Interest grew as the specifics of the mission were defined, but recruitment in Indonesia did not yield enough candidates. Due to military-political difficulties that arose during the implementation of the RTC agreement, replacing personnel from the former Royal Netherlands East Indies Army (Koninklijk Nederlands-Indisch Leger, KNIL) now serving in the VNMM with personnel from the Netherlands as quickly as possible became a priority. As cooperation and mutual understanding between the mission members and the TNI developed favorably, the initial distrust of the Indonesian high command towards the former KNIL soldiers faded into the background.

By the end of 1950, additional personnel began arriving from the Netherlands and the naval department formally joined the mission, finalizing its organizational structure. The departments of the NMM were subdivided into advisory and instruction teams corresponding to the Indonesian service branches and were stationed across the archipelago.

==Mission agreement==
At the second ministerial conference of the Netherlands-Indonesia Union on 29 November 1950, the definitive mission was established by joint decision.

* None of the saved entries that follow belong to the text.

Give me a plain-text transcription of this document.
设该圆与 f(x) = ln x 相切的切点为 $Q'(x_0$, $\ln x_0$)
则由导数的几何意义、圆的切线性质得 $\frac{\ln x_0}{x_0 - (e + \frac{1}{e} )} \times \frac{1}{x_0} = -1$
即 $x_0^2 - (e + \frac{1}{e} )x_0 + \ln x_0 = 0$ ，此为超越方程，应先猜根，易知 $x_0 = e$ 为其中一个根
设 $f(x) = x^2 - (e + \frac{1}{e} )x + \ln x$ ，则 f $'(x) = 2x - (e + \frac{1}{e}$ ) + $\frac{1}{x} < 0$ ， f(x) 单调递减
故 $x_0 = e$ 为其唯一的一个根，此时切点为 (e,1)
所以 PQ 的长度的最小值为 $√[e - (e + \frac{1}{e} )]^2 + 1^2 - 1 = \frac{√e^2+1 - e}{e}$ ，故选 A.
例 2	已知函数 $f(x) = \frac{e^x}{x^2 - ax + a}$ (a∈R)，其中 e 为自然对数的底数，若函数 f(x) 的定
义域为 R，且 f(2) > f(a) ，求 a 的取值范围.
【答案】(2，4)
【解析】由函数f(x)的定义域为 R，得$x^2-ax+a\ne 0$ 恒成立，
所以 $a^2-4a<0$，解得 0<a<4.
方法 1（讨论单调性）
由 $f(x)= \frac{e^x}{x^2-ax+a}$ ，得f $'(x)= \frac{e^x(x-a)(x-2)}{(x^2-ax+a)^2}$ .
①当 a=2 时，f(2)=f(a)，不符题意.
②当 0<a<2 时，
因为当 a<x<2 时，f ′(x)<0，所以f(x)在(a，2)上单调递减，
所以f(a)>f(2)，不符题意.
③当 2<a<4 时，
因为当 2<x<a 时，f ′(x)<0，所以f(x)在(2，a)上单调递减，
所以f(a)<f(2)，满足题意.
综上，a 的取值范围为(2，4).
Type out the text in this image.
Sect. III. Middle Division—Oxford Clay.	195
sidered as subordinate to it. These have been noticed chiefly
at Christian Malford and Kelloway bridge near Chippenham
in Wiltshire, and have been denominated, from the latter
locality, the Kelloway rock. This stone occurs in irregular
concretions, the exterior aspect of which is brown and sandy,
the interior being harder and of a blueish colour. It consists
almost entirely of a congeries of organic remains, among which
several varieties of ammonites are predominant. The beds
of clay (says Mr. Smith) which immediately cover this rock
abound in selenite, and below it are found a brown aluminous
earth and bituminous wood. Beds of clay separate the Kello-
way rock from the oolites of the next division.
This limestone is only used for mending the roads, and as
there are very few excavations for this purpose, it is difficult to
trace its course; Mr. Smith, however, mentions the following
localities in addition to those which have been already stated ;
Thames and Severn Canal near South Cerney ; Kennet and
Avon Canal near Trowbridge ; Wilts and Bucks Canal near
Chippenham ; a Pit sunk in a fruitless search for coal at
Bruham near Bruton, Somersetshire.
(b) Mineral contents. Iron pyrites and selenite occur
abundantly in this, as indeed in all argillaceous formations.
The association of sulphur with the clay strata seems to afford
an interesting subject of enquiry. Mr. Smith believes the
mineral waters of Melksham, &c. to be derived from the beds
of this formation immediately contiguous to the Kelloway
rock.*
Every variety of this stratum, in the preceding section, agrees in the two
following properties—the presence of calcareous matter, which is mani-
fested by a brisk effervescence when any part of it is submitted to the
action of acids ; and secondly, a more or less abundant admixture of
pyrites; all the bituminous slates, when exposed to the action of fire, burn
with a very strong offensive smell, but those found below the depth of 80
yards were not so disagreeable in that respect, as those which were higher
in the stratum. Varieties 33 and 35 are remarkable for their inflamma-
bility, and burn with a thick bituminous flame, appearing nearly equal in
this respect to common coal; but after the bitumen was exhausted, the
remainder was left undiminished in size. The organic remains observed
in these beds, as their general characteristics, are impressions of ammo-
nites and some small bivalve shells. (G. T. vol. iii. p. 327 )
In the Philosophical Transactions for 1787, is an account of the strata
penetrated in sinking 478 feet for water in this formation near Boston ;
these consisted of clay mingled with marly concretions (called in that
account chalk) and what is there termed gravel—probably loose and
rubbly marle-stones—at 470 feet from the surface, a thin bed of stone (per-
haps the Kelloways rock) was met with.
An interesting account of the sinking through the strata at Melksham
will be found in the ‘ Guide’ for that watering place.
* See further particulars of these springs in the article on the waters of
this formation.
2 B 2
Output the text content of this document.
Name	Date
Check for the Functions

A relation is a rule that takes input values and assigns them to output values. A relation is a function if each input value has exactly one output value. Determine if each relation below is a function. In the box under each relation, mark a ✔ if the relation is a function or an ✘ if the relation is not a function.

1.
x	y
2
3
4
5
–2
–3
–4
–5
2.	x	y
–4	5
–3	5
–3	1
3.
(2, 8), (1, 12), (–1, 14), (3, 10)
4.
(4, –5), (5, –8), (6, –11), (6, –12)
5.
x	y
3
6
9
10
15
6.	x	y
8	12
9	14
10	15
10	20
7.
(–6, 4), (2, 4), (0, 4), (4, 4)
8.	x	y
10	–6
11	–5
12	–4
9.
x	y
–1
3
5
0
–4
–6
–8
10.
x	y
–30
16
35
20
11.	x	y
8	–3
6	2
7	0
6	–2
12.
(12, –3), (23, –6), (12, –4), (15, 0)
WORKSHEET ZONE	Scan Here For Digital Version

Article 1 of the agreement described the task of the Military Mission for Indonesia:
- To assist the Government of the Republic of Indonesia in the development and instruction of the Indonesian National Armed Forces;
- To provide advisory services on military organizational and technical matters;
- In addition, in the maritime field: to assist in clearing existing minefields, and to perform other activities to be determined by mutual agreement;
- In addition, in the field of military aviation: to assist with air traffic control at airfields to be determined by mutual agreement, and to perform other activities to be determined by mutual agreement.

The agreement was entered into for a period of three years, starting from 1 January 1951.

==Liquidation==
In the first quarter of 1953, negotiations opened regarding an extension or termination of the mission agreement. Against the backdrop of the growing West New Guinea dispute and the gradual collapse of the Netherlands-Indonesia Union, it became clear that there would be no extension. This was confirmed in a protocol with annexes signed by both governments on 21 April 1953. The technical implementation of the liquidation of the NMM was assigned to a committee consisting of the Minister of Defense of Indonesia and the commander of the NMM and/or their representatives. The timeline for the liquidation or repatriation of each mission element became dependent on the completion of ongoing training of Indonesian personnel, as the TNI intended to make most of the time given to them by political decision-makers.

In accordance with the plan drawn up by the liquidation committee, nearly all instructional and advisory activities of the NMM halted in the fourth quarter of 1953. The activities of the naval department in Surabaya were a notable exception, as it remained in the country to finish ongoing training throughout the first half of 1954. On 19 December 1953, all instructional and advisory teams, as well as the relevant staff sections of the army and air force departments, were disbanded, and the Military Mission for Indonesia ended. Its formal dissolution took place on 10 March 1954.

Major General Antoine Jan Alexander Pereira (1903–1960), who headed the mission since its formation, was succeeded on 12 September 1953 by Lieutenant Colonel Hans Anton Maurenbrecher (1910–1966). When the NMM was disbanded in December 1953, Maurenbrecher handed over command to Lieutenant Colonel Louis Bernard Duitz (born 1909).